Every cell in our body contain a copy of our genome. More than 20 thousand genes are present in our body. Genes are made up of double helix DNA.
Helix DNA long strands of 4 chemicals known for their initials A, T, C, and G.Our genes decided who we are as an individual and species. Advancement in researches tells us that thousands of genes that effect risk factor of disease.
How genes work? To understand this phenomena the researcher find out new system to change genes in living cells known as CRISPR cas 9 that promises to improve the ability to edit DNA and to overcome the genetic disorder in humans. The rapid development in CRISPR cas 9 system becomes an innovative tool for the scientist to do research at cell and molecular level due to its versatility and proficiency of genome editing.
Without any ambiguity it is clear that the potential of CRISPR cas 9 system in bio-engineering beyond DNA cleavage and importance for genome locus targeted recruitment of proteins will be limited by our imaginations.It is revolutionized technology in field of bio-engineering based on the idea of cut and paste of DNA.

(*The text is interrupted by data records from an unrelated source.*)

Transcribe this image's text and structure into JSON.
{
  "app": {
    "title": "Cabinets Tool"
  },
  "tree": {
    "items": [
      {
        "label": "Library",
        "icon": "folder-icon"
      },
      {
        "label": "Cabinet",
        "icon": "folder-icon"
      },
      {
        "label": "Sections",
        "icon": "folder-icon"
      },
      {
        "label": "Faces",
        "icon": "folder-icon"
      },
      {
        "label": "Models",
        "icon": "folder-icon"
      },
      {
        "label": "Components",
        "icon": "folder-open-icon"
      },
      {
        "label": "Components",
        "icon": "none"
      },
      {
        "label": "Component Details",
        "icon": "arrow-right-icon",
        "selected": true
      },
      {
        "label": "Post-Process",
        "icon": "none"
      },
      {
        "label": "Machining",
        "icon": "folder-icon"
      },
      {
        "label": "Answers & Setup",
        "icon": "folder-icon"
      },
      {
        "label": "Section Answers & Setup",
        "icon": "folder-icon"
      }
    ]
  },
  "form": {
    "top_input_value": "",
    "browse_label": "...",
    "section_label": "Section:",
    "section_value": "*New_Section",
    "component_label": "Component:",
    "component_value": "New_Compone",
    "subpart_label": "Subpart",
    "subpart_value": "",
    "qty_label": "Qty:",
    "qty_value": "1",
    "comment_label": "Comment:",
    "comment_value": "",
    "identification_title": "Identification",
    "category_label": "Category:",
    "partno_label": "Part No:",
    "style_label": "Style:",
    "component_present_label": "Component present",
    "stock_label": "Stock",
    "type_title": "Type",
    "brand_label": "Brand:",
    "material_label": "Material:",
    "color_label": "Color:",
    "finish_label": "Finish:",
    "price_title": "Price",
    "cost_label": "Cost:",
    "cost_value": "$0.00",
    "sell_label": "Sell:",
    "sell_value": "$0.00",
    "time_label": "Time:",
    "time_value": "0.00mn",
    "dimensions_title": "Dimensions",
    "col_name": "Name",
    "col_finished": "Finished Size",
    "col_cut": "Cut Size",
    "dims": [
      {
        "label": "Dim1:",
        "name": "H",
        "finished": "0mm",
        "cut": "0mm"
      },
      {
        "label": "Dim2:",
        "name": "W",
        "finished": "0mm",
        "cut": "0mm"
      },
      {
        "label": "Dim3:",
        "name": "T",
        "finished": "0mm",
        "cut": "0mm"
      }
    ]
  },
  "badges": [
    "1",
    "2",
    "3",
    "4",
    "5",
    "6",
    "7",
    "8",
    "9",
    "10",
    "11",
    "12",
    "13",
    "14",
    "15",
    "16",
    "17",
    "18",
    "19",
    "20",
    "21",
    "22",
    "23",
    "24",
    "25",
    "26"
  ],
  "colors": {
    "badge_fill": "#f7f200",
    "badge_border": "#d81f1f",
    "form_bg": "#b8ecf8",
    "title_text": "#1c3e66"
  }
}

The researcher can delete ,repeat and replace the gene of organisms and insert the gene of interest at the targeted gene site. The sequence of CRISPR was eventually founded in defense system of archea and bacteria for the destruction of viral pathogen by cutting DNA of foreign viral partical with the help of cas nuclease.
This technology is now being in use for the treatment of genetic disorders e.g mascular distrophy, hemophilia, thalassemia, sickel cell anemia, lukemia, cancer and cystic fibrosis.
CRISPR cas 9 system is used for the correction of mutation causing genes varying from few base pairs to extended deletion of genes within in-vitro to in-vivo system.
Now this system indulge with induced pluripotent stem cells for the editing of multiplex tissues for the production of donor dependent tissues for the purpose of transplantation. CRISPR cas 9 explorethe new door for the treatment of human diseases.